Continuamos bajando hacia el barranco, que en este tramo ya está bastante encajonado. Posiblemente esta parte sea la más bonita de la ruta y nosotros tuvimos la suerte de encontrarlo adornado con los cambios de colores del otoño, de los que podéis ver aquí unas imágenes.





 
 






Al fondo puede verse uno de los tramos del Barranc de l'Infern por los que descienden con sus cuerdas, arneses y aperos los barranquistas.

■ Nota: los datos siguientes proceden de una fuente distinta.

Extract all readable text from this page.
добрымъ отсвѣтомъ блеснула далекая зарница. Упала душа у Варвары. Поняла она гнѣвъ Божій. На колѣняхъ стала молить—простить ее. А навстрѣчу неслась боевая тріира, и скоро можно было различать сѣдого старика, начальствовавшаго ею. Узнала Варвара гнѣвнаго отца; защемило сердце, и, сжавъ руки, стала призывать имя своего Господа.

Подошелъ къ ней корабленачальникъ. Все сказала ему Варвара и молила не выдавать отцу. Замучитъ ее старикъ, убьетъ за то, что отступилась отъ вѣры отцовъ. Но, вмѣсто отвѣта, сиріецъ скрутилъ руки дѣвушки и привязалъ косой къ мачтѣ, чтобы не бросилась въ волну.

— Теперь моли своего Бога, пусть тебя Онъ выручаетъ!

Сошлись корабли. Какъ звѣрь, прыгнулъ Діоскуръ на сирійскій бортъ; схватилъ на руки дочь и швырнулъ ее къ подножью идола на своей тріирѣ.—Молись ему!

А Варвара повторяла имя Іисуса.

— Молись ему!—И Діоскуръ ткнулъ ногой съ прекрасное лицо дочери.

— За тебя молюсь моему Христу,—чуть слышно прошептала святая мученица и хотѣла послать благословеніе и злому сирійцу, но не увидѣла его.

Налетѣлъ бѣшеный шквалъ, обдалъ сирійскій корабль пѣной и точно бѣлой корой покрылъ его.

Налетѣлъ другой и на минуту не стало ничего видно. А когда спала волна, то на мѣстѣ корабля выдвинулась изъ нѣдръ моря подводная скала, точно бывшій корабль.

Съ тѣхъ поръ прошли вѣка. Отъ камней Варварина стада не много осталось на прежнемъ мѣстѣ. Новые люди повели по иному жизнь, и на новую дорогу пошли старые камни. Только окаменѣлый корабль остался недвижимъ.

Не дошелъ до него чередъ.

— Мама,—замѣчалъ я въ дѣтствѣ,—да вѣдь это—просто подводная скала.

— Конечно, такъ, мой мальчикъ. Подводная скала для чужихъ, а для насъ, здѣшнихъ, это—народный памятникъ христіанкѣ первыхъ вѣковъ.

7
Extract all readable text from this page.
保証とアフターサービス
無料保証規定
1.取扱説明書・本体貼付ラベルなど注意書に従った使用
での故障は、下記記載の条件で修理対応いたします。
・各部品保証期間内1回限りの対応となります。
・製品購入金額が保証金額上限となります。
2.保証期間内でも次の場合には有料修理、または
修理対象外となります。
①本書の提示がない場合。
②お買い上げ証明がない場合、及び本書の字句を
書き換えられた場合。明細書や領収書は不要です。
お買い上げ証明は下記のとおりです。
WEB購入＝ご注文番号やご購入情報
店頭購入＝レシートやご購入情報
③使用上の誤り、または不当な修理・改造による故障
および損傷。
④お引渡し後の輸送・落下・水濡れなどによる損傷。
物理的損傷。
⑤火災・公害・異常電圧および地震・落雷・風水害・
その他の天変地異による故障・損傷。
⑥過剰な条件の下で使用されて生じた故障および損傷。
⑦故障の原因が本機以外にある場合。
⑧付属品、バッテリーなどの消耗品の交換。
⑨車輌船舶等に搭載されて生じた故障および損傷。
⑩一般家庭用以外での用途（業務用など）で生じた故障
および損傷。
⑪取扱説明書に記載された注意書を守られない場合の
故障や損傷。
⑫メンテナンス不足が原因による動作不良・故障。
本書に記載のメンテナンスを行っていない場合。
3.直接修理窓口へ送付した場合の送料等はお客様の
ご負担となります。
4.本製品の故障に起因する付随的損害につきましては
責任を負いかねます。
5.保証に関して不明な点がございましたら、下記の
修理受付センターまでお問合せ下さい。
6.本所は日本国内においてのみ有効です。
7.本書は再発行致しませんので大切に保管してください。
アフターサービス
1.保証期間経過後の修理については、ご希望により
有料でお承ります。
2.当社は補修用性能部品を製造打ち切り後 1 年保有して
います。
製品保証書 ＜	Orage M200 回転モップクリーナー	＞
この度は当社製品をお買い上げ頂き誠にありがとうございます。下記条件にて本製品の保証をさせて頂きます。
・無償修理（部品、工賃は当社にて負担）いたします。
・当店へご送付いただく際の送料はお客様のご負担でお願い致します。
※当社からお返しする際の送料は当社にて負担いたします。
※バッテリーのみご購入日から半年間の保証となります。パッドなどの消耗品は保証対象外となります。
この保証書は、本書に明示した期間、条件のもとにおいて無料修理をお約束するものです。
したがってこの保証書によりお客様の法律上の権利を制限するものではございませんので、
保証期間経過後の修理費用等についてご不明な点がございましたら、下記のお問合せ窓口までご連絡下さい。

Fuimos dejando atrás los Estrechamientos del barranco y afrontando esta nueva subidilla que parecía interminable.
 







 


 Una vez coronada la última subida y próximos a la carretera podíamos ver ya la cercanía de Benimaurell y al fondo el mar dominado por la formidable silueta del Mongó. Conviene detenerse aquí a recuperar el aliento y admirar estas estupendas vistas.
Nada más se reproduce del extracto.